Like many of you who have lost power, we had a pretty good storm come through and we were w/o power for about 6 1/2 hours. That's not serious unless you're an egg in an incubator and the temp got down to 85 for several hours. This happened on day 16. As of now, we can't tell, but are they gonna make it, or is the whole batch lost?


----------



## mosquitomountainman (Jan 25, 2010)

Put them in a gas oven with just the heat from the pilot light and turn them over every four hours or so. They'll do okay.

Steve


----------



## Possumfam (Apr 19, 2011)

Good Idea, but we don't have a gas oven. This is a totally electric house. Maybe we should find a way to switch over.


----------



## Guapa (Jul 7, 2012)

If I read this correctly, I think I did, isn't a pilot light kind of like a candle? Hope your chicks are ok


----------



## netandtim (Oct 8, 2008)

Possum, it's gonna be iffy if they make it. Last month we had a hen get off her nest for about 5-6 hours and no chicks hatched. Think evening ambient air temps were in the upper 70's.

You should know in 4-5 more days, though. What breeds are you trying to hatch - just curious.


----------



## Possumfam (Apr 19, 2011)

Well, we got four - that's about 25% and when we candled them, there were 5 I wasn't sure of anyway. That'll hold us for a while. Someone locally suggested putting a tealight in the incubator (acting as a pilot light) - I'll have to remember that.


----------



## netandtim (Oct 8, 2008)

Congrats on salvaging some of the batch! Are you gearing up for another incubator run?

Thanks for the tea light tip - need to remember that one, too.


----------



## JayJay (Nov 23, 2010)

Possumfam said:


> Like many of you who have lost power, we had a pretty good storm come through and we were w/o power for about 6 1/2 hours. That's not serious unless you're an egg in an incubator and the temp got down to 85 for several hours. This happened on day 16. As of now, we can't tell, but are they gonna make it, or is the whole batch lost?


You must know about eggs..I hope.
A friend gives us eggs every now and then..I was using them for baking, but have had to cut back on baking.
My hiney protested big time...and I still want to preserve the eggs for later.
I read putting the eggs, unwashed, in a bucket of sawdust, not touching, would keep them for a year-- in a cool, dark place.
Have you or anyone here tried that or heard of the results??
Last batch I froze, but can't depend on electricity, so will try this method next.


----------



## Possumfam (Apr 19, 2011)

netandtim said:


> Congrats on salvaging some of the batch! Are you gearing up for another incubator run?
> 
> Thanks for the tea light tip - need to remember that one, too.

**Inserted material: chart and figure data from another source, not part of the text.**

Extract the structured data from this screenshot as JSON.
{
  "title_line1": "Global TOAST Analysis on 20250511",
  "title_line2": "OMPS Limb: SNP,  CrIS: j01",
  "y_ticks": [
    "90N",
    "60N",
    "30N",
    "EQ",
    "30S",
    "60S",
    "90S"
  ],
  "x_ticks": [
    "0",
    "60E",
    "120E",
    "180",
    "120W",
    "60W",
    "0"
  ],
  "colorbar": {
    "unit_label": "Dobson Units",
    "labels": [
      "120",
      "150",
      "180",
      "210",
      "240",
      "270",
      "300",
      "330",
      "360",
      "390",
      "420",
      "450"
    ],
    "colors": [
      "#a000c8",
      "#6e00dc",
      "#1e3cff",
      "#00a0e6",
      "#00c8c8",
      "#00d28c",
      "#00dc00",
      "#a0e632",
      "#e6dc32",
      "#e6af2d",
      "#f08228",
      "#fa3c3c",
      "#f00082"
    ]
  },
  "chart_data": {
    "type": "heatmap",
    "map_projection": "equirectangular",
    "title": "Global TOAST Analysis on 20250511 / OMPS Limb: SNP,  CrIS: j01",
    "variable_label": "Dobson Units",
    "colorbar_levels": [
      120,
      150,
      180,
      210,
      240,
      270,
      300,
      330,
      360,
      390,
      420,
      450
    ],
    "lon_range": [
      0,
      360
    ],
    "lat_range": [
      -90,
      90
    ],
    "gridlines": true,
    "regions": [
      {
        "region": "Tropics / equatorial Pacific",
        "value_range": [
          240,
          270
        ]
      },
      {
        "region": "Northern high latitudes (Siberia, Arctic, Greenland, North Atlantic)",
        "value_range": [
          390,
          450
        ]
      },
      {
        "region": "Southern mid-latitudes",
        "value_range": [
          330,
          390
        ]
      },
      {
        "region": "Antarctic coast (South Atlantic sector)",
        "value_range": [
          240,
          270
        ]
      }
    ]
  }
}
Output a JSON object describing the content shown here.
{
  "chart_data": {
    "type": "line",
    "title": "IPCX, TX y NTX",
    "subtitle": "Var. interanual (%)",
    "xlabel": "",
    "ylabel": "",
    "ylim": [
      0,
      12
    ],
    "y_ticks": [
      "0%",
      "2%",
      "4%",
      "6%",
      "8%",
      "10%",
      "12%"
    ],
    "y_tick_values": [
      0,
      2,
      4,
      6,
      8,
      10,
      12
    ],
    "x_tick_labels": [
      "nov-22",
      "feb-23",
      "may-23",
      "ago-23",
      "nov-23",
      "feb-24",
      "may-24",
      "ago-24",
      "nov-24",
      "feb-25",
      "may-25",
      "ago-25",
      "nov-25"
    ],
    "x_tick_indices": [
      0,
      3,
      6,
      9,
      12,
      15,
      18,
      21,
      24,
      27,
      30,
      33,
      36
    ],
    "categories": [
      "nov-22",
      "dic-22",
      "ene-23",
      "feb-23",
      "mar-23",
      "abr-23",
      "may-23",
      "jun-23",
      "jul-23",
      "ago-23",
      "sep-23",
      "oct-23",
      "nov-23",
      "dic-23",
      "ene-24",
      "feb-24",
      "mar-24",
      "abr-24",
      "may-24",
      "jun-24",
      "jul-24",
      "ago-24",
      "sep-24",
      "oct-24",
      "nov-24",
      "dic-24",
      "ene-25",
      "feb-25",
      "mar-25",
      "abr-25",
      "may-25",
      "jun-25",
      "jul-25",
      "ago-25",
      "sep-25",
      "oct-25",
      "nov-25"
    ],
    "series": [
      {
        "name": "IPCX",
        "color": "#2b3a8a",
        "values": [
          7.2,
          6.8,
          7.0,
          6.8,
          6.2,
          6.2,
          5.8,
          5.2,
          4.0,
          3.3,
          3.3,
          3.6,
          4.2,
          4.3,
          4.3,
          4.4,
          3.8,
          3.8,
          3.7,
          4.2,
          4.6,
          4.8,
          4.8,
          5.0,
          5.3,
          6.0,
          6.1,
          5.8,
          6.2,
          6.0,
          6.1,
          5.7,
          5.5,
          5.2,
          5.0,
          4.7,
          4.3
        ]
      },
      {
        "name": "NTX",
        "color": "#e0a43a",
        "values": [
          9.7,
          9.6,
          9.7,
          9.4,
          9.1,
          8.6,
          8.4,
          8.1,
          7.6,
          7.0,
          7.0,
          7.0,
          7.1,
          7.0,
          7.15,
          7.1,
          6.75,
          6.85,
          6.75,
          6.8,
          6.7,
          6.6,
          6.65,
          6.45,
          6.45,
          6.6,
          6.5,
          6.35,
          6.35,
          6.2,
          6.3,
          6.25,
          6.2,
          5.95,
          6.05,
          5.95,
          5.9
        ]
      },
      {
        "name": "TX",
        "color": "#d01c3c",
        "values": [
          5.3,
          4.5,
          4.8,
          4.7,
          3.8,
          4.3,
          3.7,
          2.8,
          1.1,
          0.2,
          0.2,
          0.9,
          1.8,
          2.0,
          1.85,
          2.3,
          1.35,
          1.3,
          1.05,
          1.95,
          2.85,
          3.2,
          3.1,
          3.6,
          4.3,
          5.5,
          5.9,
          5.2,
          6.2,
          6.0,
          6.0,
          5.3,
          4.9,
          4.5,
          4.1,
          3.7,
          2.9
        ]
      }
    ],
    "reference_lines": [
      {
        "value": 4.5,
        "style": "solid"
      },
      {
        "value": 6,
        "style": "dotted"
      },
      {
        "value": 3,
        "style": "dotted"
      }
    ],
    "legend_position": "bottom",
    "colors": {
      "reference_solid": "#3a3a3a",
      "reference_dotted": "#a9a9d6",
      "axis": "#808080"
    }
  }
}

No, I think we're done for the year. We've got a few older hens that've been laying faithfully, but the last two winters we had to buy eggs. So these 4 chicks added to 8 chicks from last month should hold us over for a year or two before we have to hatch out more again.

JayJay - I'm thinking we might try the mineral oil as a preservative. I know Davarm and a few others dehydrate their excess eggs, but I don't have the right kind of dehydrator. I need to do something right now though to prevent having to purchase eggs this winter - AGAIN.


----------